Step 5: Loosen the screws securing the ignition cassette in place then detach the cassette itself. When removing the cassette, make sure to pull away from the engine to prevent damaging any nearby parts and electrical wiring.
Step 6: Turn the cassette over. Ground each plug to the negative battery terminal and switch on the engine. If the cassette is working properly, there should be sparks running along the length of the plugs several times. But if one or more of the plugs have no spark or a very weak spark, the cassette is the cause of the malfunction and has to be replaced. Switch off the engine afterwards and wait for another hour before handling the cassette again.
Note: be sure to be at a safe distance away from the cassette when the ignition is switched on to prevent electric shock.

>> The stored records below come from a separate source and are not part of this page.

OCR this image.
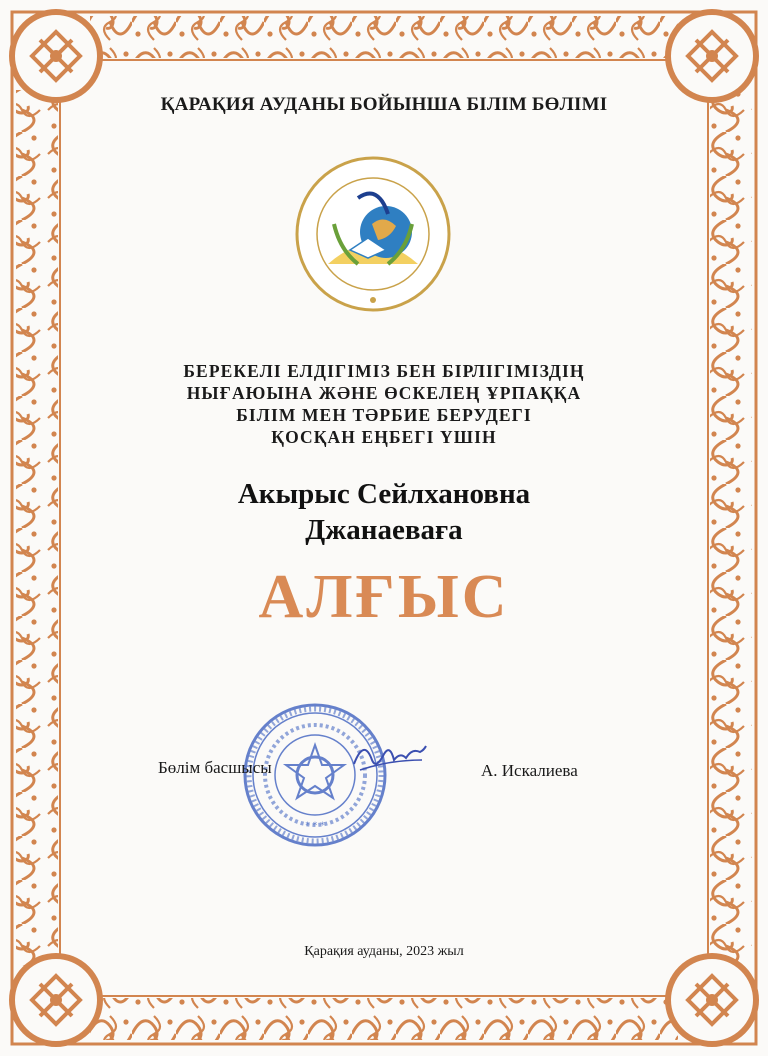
ҚАРАҚИЯ АУДАНЫ БОЙЫНША БІЛІМ БӨЛІМІ
БЕРЕКЕЛІ ЕЛДІГІМІЗ БЕН БІРЛІГІМІЗДІҢ
НЫҒАЮЫНА ЖӘНЕ ӨСКЕЛЕҢ ҰРПАҚҚА
БІЛІМ МЕН ТӘРБИЕ БЕРУДЕГІ
ҚОСҚАН ЕҢБЕГІ ҮШІН
Акырыс Сейлхановна
Джанаеваға
АЛҒЫС
* * *
Бөлім басшысы	А. Искалиева
Қарақия ауданы, 2023 жыл
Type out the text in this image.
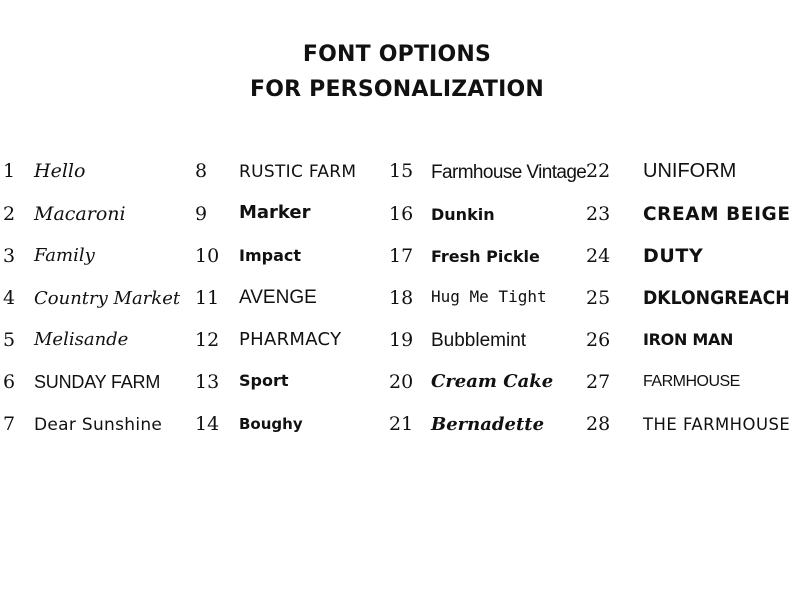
FONT OPTIONS
FOR PERSONALIZATION
1 Hello
2 Macaroni
3 Family
4 Country Market
5 Melisande
6 SUNDAY FARM
7 Dear Sunshine
8 RUSTIC FARM
9 Marker
10 Impact
11 AVENGE
12 PHARMACY
13 Sport
14 Boughy
15 Farmhouse Vintage
16 Dunkin
17 Fresh Pickle
18 Hug Me Tight
19 Bubblemint
20 Cream Cake
21 Bernadette
22 UNIFORM
23 CREAM BEIGE
24 DUTY
25 DKLONGREACH
26 IRON MAN
27 FARMHOUSE
28 THE FARMHOUSE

Step 7: Check the areas around the spark plug and around the general area the coils for oil residue. Oil residue around these areas means that oil is leaking from the engine to the cassette.
Step 8: Unscrew the spark plugs from the cassette with a socket wrench using a spark plug remover attachment. Remove only one spark plug at a time to prevent confusion as well as accidental damage to the plugs.
Step 9: Inspect the condition of the spark plugs and gap them as necessary. If the spark plugs appear burnt or melted, we recommend replacing them with new ones.
Step 10: Apply anti-seizing compound on the threads of the spark plug holes on the cassette then screw the plugs back into place.
Step 11: Once they are in place, add dielectric compound to the tips of the spark plugs. You can also apply the compound before installing the plugs, but it is highly likely that the compound will get smeared.
Step 12: Reattach the ignition cassette and its cable to the engine control subsystem.